Negotiation is in this text is seen as negotiation of identity, and identity is defined as cultural or ethnic identity.

A definition of ethnic identity that can be used here is provided by Giles and Coupland (1991: 105) who define social identity as: This knowledge of our category memberships, together with the values (positive or negative) attached to them, is defined as our social identity and has meaning only in social comparison with other relevant groups.
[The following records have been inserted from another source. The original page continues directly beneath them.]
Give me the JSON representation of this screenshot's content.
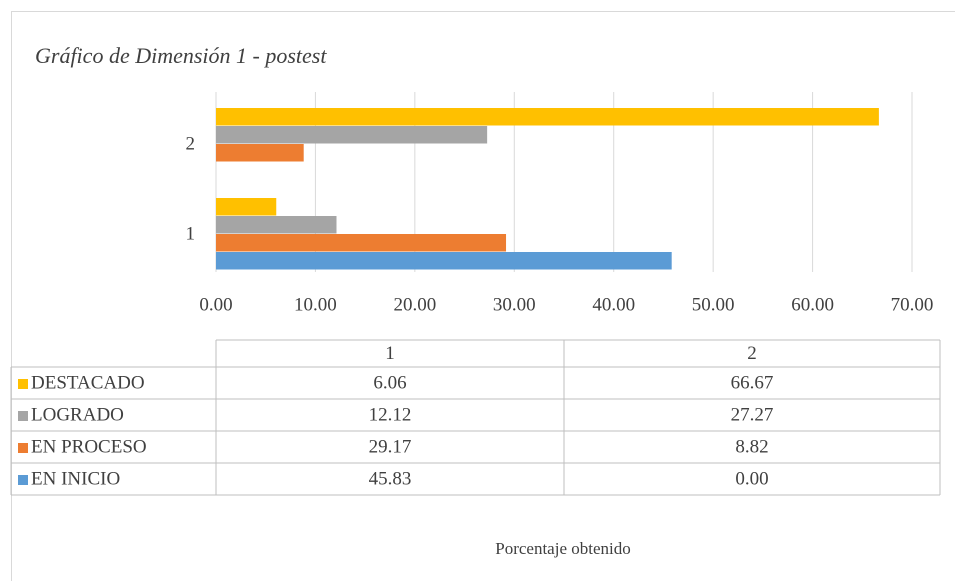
{
  "chart_data": {
    "type": "bar",
    "orientation": "horizontal",
    "title": "Gráfico de Dimensión 1 - postest",
    "x_axis_label": "Porcentaje obtenido",
    "categories": [
      "1",
      "2"
    ],
    "series": [
      {
        "name": "EN INICIO",
        "color": "#5b9bd5",
        "values": [
          45.83,
          0
        ],
        "value_labels": [
          "45.83",
          "0.00"
        ]
      },
      {
        "name": "EN PROCESO",
        "color": "#ed7d31",
        "values": [
          29.17,
          8.82
        ]
      },
      {
        "name": "LOGRADO",
        "color": "#a5a5a5",
        "values": [
          12.12,
          27.27
        ]
      },
      {
        "name": "DESTACADO",
        "color": "#ffc000",
        "values": [
          6.06,
          66.67
        ]
      }
    ],
    "xlim": [
      0,
      70
    ],
    "xticks": [
      {
        "value": 0,
        "label": "0.00"
      },
      {
        "value": 10,
        "label": "10.00"
      },
      {
        "value": 20,
        "label": "20.00"
      },
      {
        "value": 30,
        "label": "30.00"
      },
      {
        "value": 40,
        "label": "40.00"
      },
      {
        "value": 50,
        "label": "50.00"
      },
      {
        "value": 60,
        "label": "60.00"
      },
      {
        "value": 70,
        "label": "70.00"
      }
    ],
    "grid": true,
    "data_table": true
  }
}
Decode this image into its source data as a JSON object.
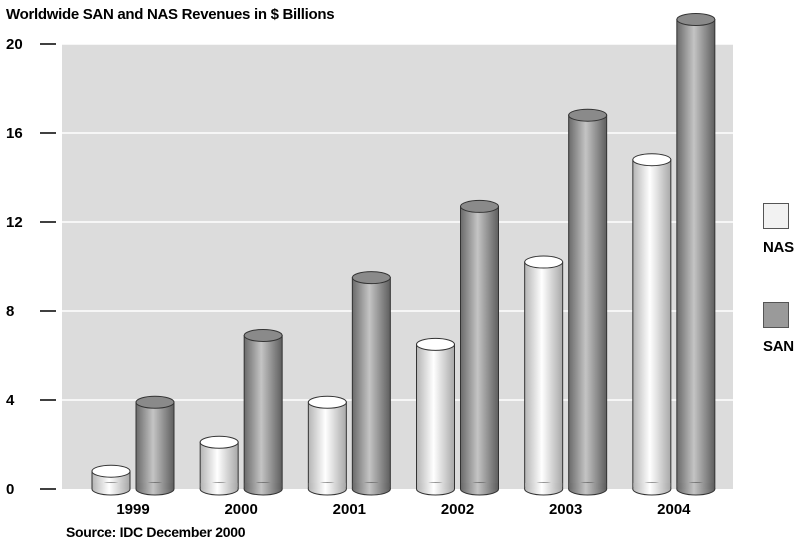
{
  "chart_data": {
    "type": "bar",
    "title": "Worldwide SAN and NAS Revenues in $ Billions",
    "source": "Source: IDC December 2000",
    "categories": [
      "1999",
      "2000",
      "2001",
      "2002",
      "2003",
      "2004"
    ],
    "series": [
      {
        "name": "NAS",
        "values": [
          0.8,
          2.1,
          3.9,
          6.5,
          10.2,
          14.8
        ],
        "color": "#f2f2f2"
      },
      {
        "name": "SAN",
        "values": [
          3.9,
          6.9,
          9.5,
          12.7,
          16.8,
          21.1
        ],
        "color": "#9a9a9a"
      }
    ],
    "yticks": [
      "0",
      "4",
      "8",
      "12",
      "16",
      "20"
    ],
    "ylim": [
      0,
      20
    ],
    "grid": true,
    "legend": "right",
    "background": "#dcdcdc"
  }
}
I will pay special attention to the word comparison. Ethnic identity is here defined by the contrast of equality on the one and differences on the other hand or in other words: ethnic identity is a matter of the position between us vs. them. The difference between ethnic groups can be seen from two perspectives:

  • Dchotomizing/contrast is the foundation for the creation of group identity and the borders between us and them (e.g. us: Danish, Christian, Danish speaking, democrats >< them, heathen, alien, foreign speaking, garlic eating.
  • Complementarizing is the position that we are all the same. All people have the same elements like a history, a territorium, folk music etc. (Eidheim, 1977)
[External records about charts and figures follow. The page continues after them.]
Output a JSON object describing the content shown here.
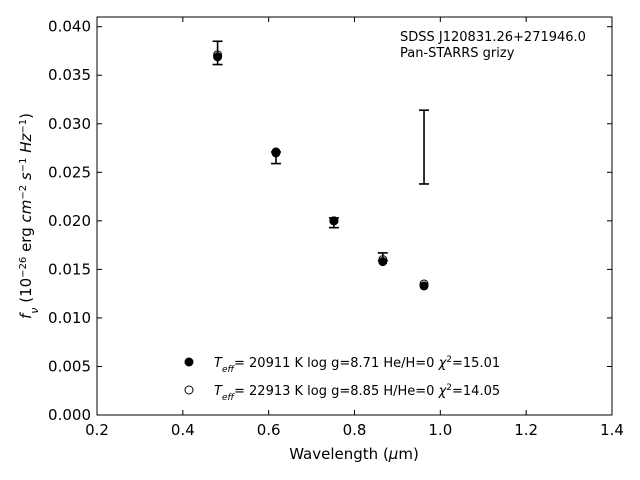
{
  "chart_data": {
    "type": "scatter",
    "xlabel": "Wavelength (μm)",
    "ylabel": "f_ν (10^-26 erg cm^-2 s^-1 Hz^-1)",
    "xlim": [
      0.2,
      1.4
    ],
    "ylim": [
      0.0,
      0.041
    ],
    "x_ticks": [
      "0.2",
      "0.4",
      "0.6",
      "0.8",
      "1.0",
      "1.2",
      "1.4"
    ],
    "y_ticks": [
      "0.000",
      "0.005",
      "0.010",
      "0.015",
      "0.020",
      "0.025",
      "0.030",
      "0.035",
      "0.040"
    ],
    "annotation": [
      "SDSS J120831.26+271946.0",
      "Pan-STARRS grizy"
    ],
    "observed": {
      "x": [
        0.481,
        0.617,
        0.752,
        0.866,
        0.962
      ],
      "y": [
        0.0373,
        0.0265,
        0.0198,
        0.0163,
        0.0276
      ],
      "yerr": [
        0.0012,
        0.0006,
        0.0005,
        0.0004,
        0.0038
      ]
    },
    "series": [
      {
        "name": "T_eff= 20911 K  log g=8.71  He/H=0  χ²=15.01",
        "marker": "filled-circle",
        "x": [
          0.481,
          0.617,
          0.752,
          0.866,
          0.962
        ],
        "y": [
          0.0369,
          0.027,
          0.02,
          0.0158,
          0.0133
        ]
      },
      {
        "name": "T_eff= 22913 K  log g=8.85  H/He=0  χ²=14.05",
        "marker": "open-circle",
        "x": [
          0.481,
          0.617,
          0.752,
          0.866,
          0.962
        ],
        "y": [
          0.0371,
          0.0271,
          0.02,
          0.016,
          0.0135
        ]
      }
    ],
    "legend": [
      {
        "marker": "filled-circle",
        "teff": "20911",
        "logg": "8.71",
        "ratio": "He/H=0",
        "chi2": "15.01"
      },
      {
        "marker": "open-circle",
        "teff": "22913",
        "logg": "8.85",
        "ratio": "H/He=0",
        "chi2": "14.05"
      }
    ],
    "legend_position": "lower-center",
    "grid": false
  }
}
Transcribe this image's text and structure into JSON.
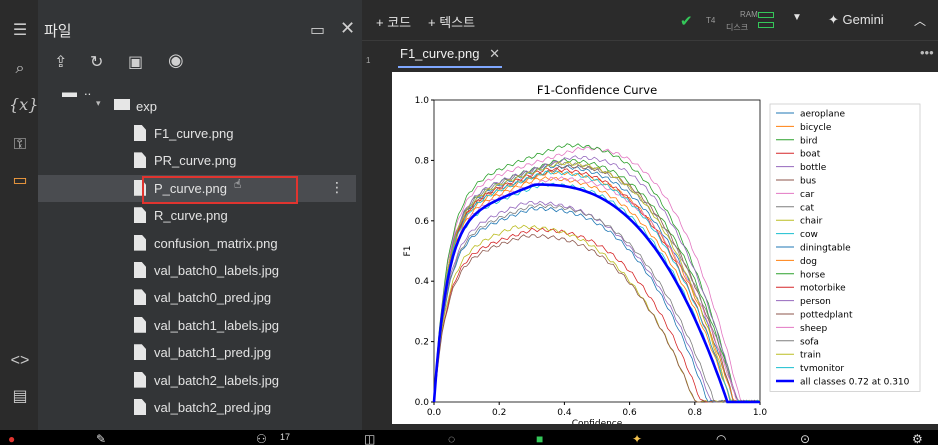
{
  "files_panel": {
    "title": "파일",
    "parent_label": "..",
    "folder": "exp",
    "files": [
      "F1_curve.png",
      "PR_curve.png",
      "P_curve.png",
      "R_curve.png",
      "confusion_matrix.png",
      "val_batch0_labels.jpg",
      "val_batch0_pred.jpg",
      "val_batch1_labels.jpg",
      "val_batch1_pred.jpg",
      "val_batch2_labels.jpg",
      "val_batch2_pred.jpg"
    ],
    "selected_index": 2
  },
  "toolbar": {
    "add_code": "+ 코드",
    "add_text": "+ 텍스트",
    "runtime": "T4",
    "ram_label": "RAM",
    "disk_label": "디스크",
    "gemini": "Gemini"
  },
  "gutter": {
    "line": "1"
  },
  "viewer": {
    "tab_label": "F1_curve.png"
  },
  "taskbar": {
    "badge_count": "17"
  },
  "chart_data": {
    "type": "line",
    "title": "F1-Confidence Curve",
    "xlabel": "Confidence",
    "ylabel": "F1",
    "xlim": [
      0,
      1
    ],
    "ylim": [
      0,
      1
    ],
    "xticks": [
      "0.0",
      "0.2",
      "0.4",
      "0.6",
      "0.8",
      "1.0"
    ],
    "yticks": [
      "0.0",
      "0.2",
      "0.4",
      "0.6",
      "0.8",
      "1.0"
    ],
    "legend_position": "right",
    "series": [
      {
        "name": "aeroplane",
        "color": "#1f77b4",
        "peak": 0.78,
        "peak_x": 0.35,
        "end": 0.92
      },
      {
        "name": "bicycle",
        "color": "#ff7f0e",
        "peak": 0.74,
        "peak_x": 0.32,
        "end": 0.91
      },
      {
        "name": "bird",
        "color": "#2ca02c",
        "peak": 0.8,
        "peak_x": 0.38,
        "end": 0.93
      },
      {
        "name": "boat",
        "color": "#d62728",
        "peak": 0.57,
        "peak_x": 0.3,
        "end": 0.82
      },
      {
        "name": "bottle",
        "color": "#9467bd",
        "peak": 0.66,
        "peak_x": 0.28,
        "end": 0.85
      },
      {
        "name": "bus",
        "color": "#8c564b",
        "peak": 0.78,
        "peak_x": 0.4,
        "end": 0.92
      },
      {
        "name": "car",
        "color": "#e377c2",
        "peak": 0.84,
        "peak_x": 0.45,
        "end": 0.94
      },
      {
        "name": "cat",
        "color": "#7f7f7f",
        "peak": 0.79,
        "peak_x": 0.36,
        "end": 0.93
      },
      {
        "name": "chair",
        "color": "#bcbd22",
        "peak": 0.58,
        "peak_x": 0.25,
        "end": 0.8
      },
      {
        "name": "cow",
        "color": "#17becf",
        "peak": 0.72,
        "peak_x": 0.33,
        "end": 0.9
      },
      {
        "name": "diningtable",
        "color": "#1f77b4",
        "peak": 0.64,
        "peak_x": 0.3,
        "end": 0.84
      },
      {
        "name": "dog",
        "color": "#ff7f0e",
        "peak": 0.76,
        "peak_x": 0.35,
        "end": 0.92
      },
      {
        "name": "horse",
        "color": "#2ca02c",
        "peak": 0.85,
        "peak_x": 0.4,
        "end": 0.93
      },
      {
        "name": "motorbike",
        "color": "#d62728",
        "peak": 0.77,
        "peak_x": 0.34,
        "end": 0.91
      },
      {
        "name": "person",
        "color": "#9467bd",
        "peak": 0.81,
        "peak_x": 0.42,
        "end": 0.93
      },
      {
        "name": "pottedplant",
        "color": "#8c564b",
        "peak": 0.55,
        "peak_x": 0.28,
        "end": 0.8
      },
      {
        "name": "sheep",
        "color": "#e377c2",
        "peak": 0.74,
        "peak_x": 0.36,
        "end": 0.93
      },
      {
        "name": "sofa",
        "color": "#7f7f7f",
        "peak": 0.65,
        "peak_x": 0.3,
        "end": 0.86
      },
      {
        "name": "train",
        "color": "#bcbd22",
        "peak": 0.79,
        "peak_x": 0.38,
        "end": 0.91
      },
      {
        "name": "tvmonitor",
        "color": "#17becf",
        "peak": 0.76,
        "peak_x": 0.34,
        "end": 0.91
      },
      {
        "name": "all classes 0.72 at 0.310",
        "color": "#0000ff",
        "peak": 0.72,
        "peak_x": 0.31,
        "end": 0.9,
        "bold": true
      }
    ]
  }
}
Dichotomizing is the position of differences while complementarizing is the position of equality. Eidheim points out that both positions are necessary to create a stable group identity. From this point of view the aim of the negotiation is neither dichotomizing nor complementarizing, but both.
In the matter of negotiation between teachers and parents we must therefore find some tools to create a mutual understanding and adjustment despite differences.
The following competencies and skills will be dealt with in this text:
to negotiate identity in an intercultural communication and to create a mutual understanding and adjustment through the negotiation. A negotiation which includes both the participants’ differences and equalities.
-         To analyze dialogues between ethnic groups
-         To observe negotiation, differences and conflicts.
-         To adjust subject and language to the interlocutor.
-         To participate in a partnership across ethnic groups and cultures.
Analyzing negotiation
I will take my starting point in a Danish paper about intercultural dialogue (Iben Jensen 2001, 2002). Jensen presents four dimensions in the intercultural communication.
Positions of experiences
The concept of ‘Positions of experiences’ refers to the fact that all interpretations are founded in individual experiences, but although the experiences are subjective, they are related to the social position of a person.

Cultural presuppositions
‘Cultural presuppositions’ refer to knowledge, experience, feelings and opinions we have towards categories of people that we do not regard as members of the cultural communities that we identify ourselves with.
Cultural self-perception
‘Cultural self-perception’ is the way in which an actor expresses a cultural community as the one he or she identifies with.
Cultural fix points
‘Cultural fix points’ are the focal points that arise in the communication between two actors who both feel they represent a certain topic. For a topic to be seen as a ‘Cultural fix point’ it requires that both actors identify with this topic, and that they position themselves in a discussion. Cultural fix points are not entirely arbitrary, but they relate to societal structures. (Jensen 2002).
The fix points are often the cause of conflicts in an intercultural dialogue.
In practise the four dimensions can be used for analyzing a dialogue between parents and teachers and for arising the students’ or the teachers’ awareness of an intercultural communication and reflect upon it from a new perspective.